Lo so, ogni tanto mi succede, mi scappa il titolo provocatorio. Sarà carattere.
Vabbè, in ogni caso, sei pronto? Oggi alziamo l’asticella…
PREMESSA
“Gestione del Cambiamento” (o Change Management, pare faccia molto figo dire così) è uno dei mantra del momento, una bandiera sventolata da manager, consulenti, responsabili delle risorse umane (“risorse umane” non si può più sentire!), politici, amministratori ecc.
Quello che non riesco a sopportare è la dabbenaggine di molti fra coloro che se ne dichiarano portatori o sostenitori o esperti conoscitori: sto ancora aspettando che qualcuno mi spieghi come sia possibile intavolare questo argomento senza mai coinvolgere le dinamiche sistemiche, quelle che si innescano quando, a un sistema, viene apportata (o si cerca di apportare) una modifica. In compenso si vedono modelli di un’astrusità così sterile da essere… sconsolanti.
Oltre a millantare una competenza che, con tutta evidenza, non si possiede, si getta a mare anche la straordinaria opportunità che le leggi dei sistemi ci offrono di innescare cambiamenti equilibrati, controllati, a basso costo ed ecologici (il significato di “ecologico” in ambito organizzativo lo hai visto la volta scorsa).
Per chiarire cosa intendo voglio proporti un assaggio di orientamento sistemico nell’interpretazione della realtà e nell’interazione con essa iniziando con il caso di un cambiamento desiderato (causato), quindi non subìto.
IL CASO
La direzione IT di un’azienda decide che è arrivato il momento di sostituire un vecchio software con uno di nuova generazione.
Quanto vedrai è un esempio di ‘struttura di un problema’ le cui logiche di base sono replicate e ravvisabili in molti altri contesti. Per lo stesso motivo, non sarà importante specificare a quale software in particolare alludiamo perché la dinamica non cambia: puoi liberamente pensare che sia una soluzione di mailing, di messaggistica interna, di reporting, di ticket per help desk, di CRM o altro.
Sta di fatto che il vecchio software (“SW” da adesso in poi) deve essere cambiato, o almeno questo è ciò che la dirigenza ha deciso.
LE CONDIZIONI INIZIALI
[N.B.: il procedimento potrebbe apparirti ingannevolmente semplice, ma così non è. La semplicità della rappresentazione grafica dissimula la difficoltà e le insidie che si celano dietro un particolare aspetto dell’intervento: l’individuazione delle variabili da studiare.]
Come tutti i sistemi complessi, anche questo presenterà le sue resistenze al cambiamento.
Per esempio, prova a pensare a quanti dipendenti vedranno di cattivo occhio il doversi formare nell’uso di un nuovo SW: sono anni che lavorano “tranquillamente” con un altro e non avranno affatto voglia di cambiare abitudini (la loro zona di comfort).
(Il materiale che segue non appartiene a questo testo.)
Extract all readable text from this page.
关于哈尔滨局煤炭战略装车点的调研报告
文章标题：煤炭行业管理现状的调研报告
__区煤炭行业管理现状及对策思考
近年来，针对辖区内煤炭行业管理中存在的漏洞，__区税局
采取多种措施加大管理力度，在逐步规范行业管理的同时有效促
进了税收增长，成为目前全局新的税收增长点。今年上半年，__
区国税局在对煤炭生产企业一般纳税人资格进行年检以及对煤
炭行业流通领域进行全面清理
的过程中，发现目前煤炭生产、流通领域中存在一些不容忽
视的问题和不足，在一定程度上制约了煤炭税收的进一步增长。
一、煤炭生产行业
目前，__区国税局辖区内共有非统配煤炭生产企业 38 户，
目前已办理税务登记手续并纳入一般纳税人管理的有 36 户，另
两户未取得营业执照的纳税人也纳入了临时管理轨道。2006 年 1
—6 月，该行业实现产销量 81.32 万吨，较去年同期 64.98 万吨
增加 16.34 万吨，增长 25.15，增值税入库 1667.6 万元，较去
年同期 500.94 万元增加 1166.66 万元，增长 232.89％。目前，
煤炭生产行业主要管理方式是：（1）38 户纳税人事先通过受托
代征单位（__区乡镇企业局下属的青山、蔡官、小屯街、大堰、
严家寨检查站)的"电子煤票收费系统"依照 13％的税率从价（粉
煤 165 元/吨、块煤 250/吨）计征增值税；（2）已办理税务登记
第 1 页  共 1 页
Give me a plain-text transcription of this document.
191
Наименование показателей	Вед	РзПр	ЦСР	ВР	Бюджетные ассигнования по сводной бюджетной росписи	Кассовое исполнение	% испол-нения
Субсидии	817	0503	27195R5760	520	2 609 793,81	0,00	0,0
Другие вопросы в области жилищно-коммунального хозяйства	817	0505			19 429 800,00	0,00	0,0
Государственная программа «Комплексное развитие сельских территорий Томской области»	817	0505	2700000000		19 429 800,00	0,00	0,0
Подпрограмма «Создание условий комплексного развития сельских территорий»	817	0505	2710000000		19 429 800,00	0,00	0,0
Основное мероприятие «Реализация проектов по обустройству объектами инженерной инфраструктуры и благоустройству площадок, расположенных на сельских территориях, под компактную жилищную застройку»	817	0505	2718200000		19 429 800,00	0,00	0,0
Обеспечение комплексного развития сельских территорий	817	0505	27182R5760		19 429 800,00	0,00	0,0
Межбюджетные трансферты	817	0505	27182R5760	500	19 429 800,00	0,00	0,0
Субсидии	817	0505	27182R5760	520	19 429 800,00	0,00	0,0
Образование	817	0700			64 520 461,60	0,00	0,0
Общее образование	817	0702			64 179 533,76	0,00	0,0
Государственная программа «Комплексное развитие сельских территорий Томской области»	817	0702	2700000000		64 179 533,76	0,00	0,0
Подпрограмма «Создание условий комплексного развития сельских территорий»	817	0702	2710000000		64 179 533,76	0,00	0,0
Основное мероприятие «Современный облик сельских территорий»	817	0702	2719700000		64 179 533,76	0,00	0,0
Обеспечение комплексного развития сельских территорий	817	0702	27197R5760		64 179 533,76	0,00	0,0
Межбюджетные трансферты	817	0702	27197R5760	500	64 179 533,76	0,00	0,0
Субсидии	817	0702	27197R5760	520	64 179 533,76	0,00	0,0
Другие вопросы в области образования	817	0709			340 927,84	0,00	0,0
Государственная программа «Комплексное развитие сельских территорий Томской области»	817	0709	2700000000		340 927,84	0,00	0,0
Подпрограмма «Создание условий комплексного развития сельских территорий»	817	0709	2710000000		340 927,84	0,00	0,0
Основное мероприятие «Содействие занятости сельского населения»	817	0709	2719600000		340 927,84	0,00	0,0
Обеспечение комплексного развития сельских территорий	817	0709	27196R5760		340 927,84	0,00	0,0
In fondo è pur sempre un’esigenza del management e le persone fanno le cose per i loro motivi, non per i nostri, anche negli ambienti gerarchici!
La situazione corrente è questa:
Lo hai riconosciuto, è un Circolo di Rinforzo: il comfort (o piacere d’uso) del SW corrente ne provoca l’utilizzo, l’utilizzo continuato ne aumenta l’utilità percepita che, a sua volta rinforza il comfort.
Ciò che la direzione desidera, però, è che tutto questo accada per il nuovo SW, non per il vecchio!
I due cicli sono dunque antagonisti, si contendono cioè lo stesso bene, la stessa risorsa.
LA SCELTA DELLE VARIABILI
Eccoci alla prima domanda delicata: qual è l’asset o la risorsa contesa?
È forse il tempo trascorso dalle persone sul SW? Il numero di utenti? La quantità di dati trattati?
Questo passaggio è essenziale: da esso dipendono, a cascata, le scelte successive. Vediamo.
In un primo momento si potrebbe essere tentati dal credere che il “patrimonio conteso” sia il bacino di persone che decidono di usare il nuovo SW; d’altro canto l’obiettivo aziendale è esattamente quello. Purtroppo però sarebbe un inganno.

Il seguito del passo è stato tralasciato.